Damian yelled out in rage and charged at Slade. Damian slashed his sword as expertly as Slade dodged it. The few cuts he could get in were useless given Slade’s healing factor. Just as Damian was given the edge, the shock of a taser ripped through his body, causing him to fall to the floor, but he refused to cry out. He glared up at Slade, who kept a steady hand on the trigger of the taser.

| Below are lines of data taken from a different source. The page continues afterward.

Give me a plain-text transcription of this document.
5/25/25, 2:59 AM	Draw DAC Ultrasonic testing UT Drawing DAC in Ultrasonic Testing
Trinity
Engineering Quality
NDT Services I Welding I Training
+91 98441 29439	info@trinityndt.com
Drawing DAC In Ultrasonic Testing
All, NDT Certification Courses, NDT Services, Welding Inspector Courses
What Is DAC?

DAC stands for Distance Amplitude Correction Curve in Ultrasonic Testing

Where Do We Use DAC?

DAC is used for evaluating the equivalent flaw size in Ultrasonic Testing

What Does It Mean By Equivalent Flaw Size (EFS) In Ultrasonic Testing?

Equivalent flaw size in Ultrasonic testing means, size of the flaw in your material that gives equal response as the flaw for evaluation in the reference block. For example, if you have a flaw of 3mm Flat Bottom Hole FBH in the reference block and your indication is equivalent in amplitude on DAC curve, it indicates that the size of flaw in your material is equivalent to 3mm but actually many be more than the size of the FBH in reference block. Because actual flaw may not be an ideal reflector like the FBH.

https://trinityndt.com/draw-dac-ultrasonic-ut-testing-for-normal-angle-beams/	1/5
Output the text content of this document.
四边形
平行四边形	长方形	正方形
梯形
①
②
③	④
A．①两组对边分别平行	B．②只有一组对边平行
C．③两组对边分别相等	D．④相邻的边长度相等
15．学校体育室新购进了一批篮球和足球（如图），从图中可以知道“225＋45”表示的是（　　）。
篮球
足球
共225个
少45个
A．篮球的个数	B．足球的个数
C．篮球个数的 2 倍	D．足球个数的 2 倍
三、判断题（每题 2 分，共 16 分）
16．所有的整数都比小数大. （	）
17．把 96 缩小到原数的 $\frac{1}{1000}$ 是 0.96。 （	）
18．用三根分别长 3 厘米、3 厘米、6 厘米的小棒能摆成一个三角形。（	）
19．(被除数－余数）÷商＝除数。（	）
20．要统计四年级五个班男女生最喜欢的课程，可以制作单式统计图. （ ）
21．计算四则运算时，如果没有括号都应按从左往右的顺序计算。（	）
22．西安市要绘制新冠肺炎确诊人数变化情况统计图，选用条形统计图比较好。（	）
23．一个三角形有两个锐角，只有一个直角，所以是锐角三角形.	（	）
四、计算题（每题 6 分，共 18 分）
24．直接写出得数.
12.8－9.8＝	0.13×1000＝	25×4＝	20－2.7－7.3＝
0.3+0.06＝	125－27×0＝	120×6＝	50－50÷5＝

“Here’s what's going to happen, Damian,” Slade said, mocking him with the knowledge of his name, “I’m going to take you on as my apprentice. I’m going to make you into one of the greatest fighters known to man, like me. And you are going to obey everything I saw, because…” Slade gestured over to the giant flat screen TV that Damian had to twist his neck up to see from the floor. On it, he saw a video of his team escorting Fisher away from a crowded metropolitan area. Seemingly out of nowhere, the metahuman hired by Fisher started attacking the Titans, blasting them with some sort of ray that erupted from his hands. The ray didn’t seem to accomplish anything, and the team took down the metahuman. The video stopped, and Damian glared questioningly back up at Slade. He also noticed that the taser had stopped, and now his muscles were behaving as near-useless meat sacks, keeping him from rising.
“That metahuman,” Slade explained, smugly, “works for me. His ray injected your team with nano bots that are near untraceable. I can control them with a remote and can cause your team to experience great pain or even death. But I don’t have to. All you have to do to stop me is do anything and everything I say.”
“Fuck you,” Damian cursed from the floor, before seeing the bottom of a boot above his face, and then everything went black.